Nelle ultime ore abbiamo letto castronerie di ogni tipo. La prima fesseria è legata all’idea che il Manifesto di Ventotene sia uno dei testi fondativi del processo di integrazione europea. Siamo netti: è una boiata. I padri fondatori dell’Unione europea non erano a conoscenza delle idee contenute nel documento. E soprattutto le radici filosofiche erano ben altre. Stesso discorso per chi ritiene che sia alla base della Costituzione repubblicana.
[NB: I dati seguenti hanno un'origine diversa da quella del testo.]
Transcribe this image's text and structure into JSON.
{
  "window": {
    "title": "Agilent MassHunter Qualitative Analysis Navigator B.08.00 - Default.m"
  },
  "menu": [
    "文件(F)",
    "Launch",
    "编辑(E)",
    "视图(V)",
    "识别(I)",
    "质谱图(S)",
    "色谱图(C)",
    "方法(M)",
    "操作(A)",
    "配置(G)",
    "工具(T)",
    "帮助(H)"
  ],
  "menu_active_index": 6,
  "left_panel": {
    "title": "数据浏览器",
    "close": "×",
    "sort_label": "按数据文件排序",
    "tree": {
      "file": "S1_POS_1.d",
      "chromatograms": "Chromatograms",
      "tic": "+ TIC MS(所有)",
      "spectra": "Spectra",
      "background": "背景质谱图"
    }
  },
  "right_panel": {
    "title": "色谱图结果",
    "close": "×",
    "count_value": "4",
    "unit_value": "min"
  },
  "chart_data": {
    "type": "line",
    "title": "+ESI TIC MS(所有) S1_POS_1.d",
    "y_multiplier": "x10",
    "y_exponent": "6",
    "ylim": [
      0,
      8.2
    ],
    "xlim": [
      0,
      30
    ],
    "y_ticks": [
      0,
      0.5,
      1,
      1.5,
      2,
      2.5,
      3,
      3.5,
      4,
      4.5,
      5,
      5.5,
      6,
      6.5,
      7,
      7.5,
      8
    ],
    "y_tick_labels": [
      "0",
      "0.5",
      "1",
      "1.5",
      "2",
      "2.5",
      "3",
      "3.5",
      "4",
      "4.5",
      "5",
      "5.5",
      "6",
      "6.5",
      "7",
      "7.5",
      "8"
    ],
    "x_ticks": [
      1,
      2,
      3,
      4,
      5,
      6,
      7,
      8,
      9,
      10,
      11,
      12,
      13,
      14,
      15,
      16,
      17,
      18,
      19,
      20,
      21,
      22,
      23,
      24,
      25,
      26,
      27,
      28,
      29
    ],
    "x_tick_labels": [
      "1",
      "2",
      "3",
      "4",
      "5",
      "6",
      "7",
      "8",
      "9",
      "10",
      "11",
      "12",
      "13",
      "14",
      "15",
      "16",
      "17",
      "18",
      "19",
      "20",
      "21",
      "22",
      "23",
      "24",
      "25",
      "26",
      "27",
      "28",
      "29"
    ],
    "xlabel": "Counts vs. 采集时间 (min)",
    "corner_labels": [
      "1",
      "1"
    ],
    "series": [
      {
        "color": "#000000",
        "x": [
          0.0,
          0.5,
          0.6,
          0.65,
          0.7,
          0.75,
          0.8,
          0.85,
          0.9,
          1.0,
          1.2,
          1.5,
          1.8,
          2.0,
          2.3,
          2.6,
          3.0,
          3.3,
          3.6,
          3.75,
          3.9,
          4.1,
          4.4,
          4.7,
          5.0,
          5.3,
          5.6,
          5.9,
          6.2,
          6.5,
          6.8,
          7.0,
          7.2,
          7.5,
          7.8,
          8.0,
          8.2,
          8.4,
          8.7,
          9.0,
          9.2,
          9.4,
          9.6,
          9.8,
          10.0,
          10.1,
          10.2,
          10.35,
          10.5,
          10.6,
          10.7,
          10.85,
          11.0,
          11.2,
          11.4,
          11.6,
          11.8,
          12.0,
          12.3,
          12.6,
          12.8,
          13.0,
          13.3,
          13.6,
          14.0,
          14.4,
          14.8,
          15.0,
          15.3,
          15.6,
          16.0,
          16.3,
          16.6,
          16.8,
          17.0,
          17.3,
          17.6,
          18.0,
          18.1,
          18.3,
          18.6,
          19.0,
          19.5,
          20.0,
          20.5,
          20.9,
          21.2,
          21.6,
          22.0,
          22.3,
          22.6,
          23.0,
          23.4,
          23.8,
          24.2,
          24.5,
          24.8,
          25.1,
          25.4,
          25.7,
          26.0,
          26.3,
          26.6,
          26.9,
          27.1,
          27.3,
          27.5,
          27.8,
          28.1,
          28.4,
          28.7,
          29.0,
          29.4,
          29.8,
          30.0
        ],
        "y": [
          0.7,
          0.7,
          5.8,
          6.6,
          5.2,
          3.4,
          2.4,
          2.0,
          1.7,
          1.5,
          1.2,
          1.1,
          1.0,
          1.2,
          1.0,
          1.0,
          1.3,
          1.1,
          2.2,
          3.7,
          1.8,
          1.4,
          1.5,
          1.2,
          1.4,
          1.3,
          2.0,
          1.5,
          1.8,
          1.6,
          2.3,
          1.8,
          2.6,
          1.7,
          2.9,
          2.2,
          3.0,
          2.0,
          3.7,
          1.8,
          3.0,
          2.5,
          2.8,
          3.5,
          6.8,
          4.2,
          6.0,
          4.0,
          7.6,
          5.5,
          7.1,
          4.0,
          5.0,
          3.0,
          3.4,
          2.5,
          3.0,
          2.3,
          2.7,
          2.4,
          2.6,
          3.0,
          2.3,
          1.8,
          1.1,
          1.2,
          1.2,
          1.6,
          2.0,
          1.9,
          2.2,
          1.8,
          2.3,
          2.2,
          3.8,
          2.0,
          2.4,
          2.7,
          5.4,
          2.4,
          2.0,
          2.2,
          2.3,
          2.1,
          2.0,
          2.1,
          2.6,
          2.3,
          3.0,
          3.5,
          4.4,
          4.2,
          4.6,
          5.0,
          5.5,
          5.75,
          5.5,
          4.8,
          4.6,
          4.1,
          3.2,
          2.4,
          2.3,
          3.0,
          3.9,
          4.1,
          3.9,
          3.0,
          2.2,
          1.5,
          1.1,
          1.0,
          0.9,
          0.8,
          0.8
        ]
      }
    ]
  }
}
Senza dubbio Spinelli e Rossi vanno inseriti nel contesto in cui scrissero quel documento. Il confino a Ventotene. Il regime fascista. Quello nazista in Germania. Tuttavia furono loro stessi, Spinelli in particolare, a correggere alcuni degli svarioni contenuti nel testo. La rivoluzione delle élite, la dittatura, l’eliminazione della proprietà privata non erano accettabili più nel 1950, figuratevi oggi. Ha ragione da vendere il Corsera quando scrive che il Manifesto aveva “indubbi limiti di astrattezza rispetto agli sviluppi storici successivi“, soprattutto per quanto riguarda la teoria della fine degli Stati Nazionali. Ed è vero che va “situato nel contesto in cui venne redatto”, riconoscendone “ingenuità e forzature”. Ed è proprio questo il punto. Chi sabato scorso è sfilato nella piazza di Serra questa rilettura critica del Manifesto non l’ha fatta. L’ha distribuito come l’Eucarestia, manco fosse un testo sacro, prendendolo nella sua interezza e non estraendo solo le parti ancora oggi accettabili.

Perché qualcuno dovrebbe dire che, di certo, il documento di Spinelli & Co. non può diventare la bandiera di un governo liberale, patriottico e anticomunista.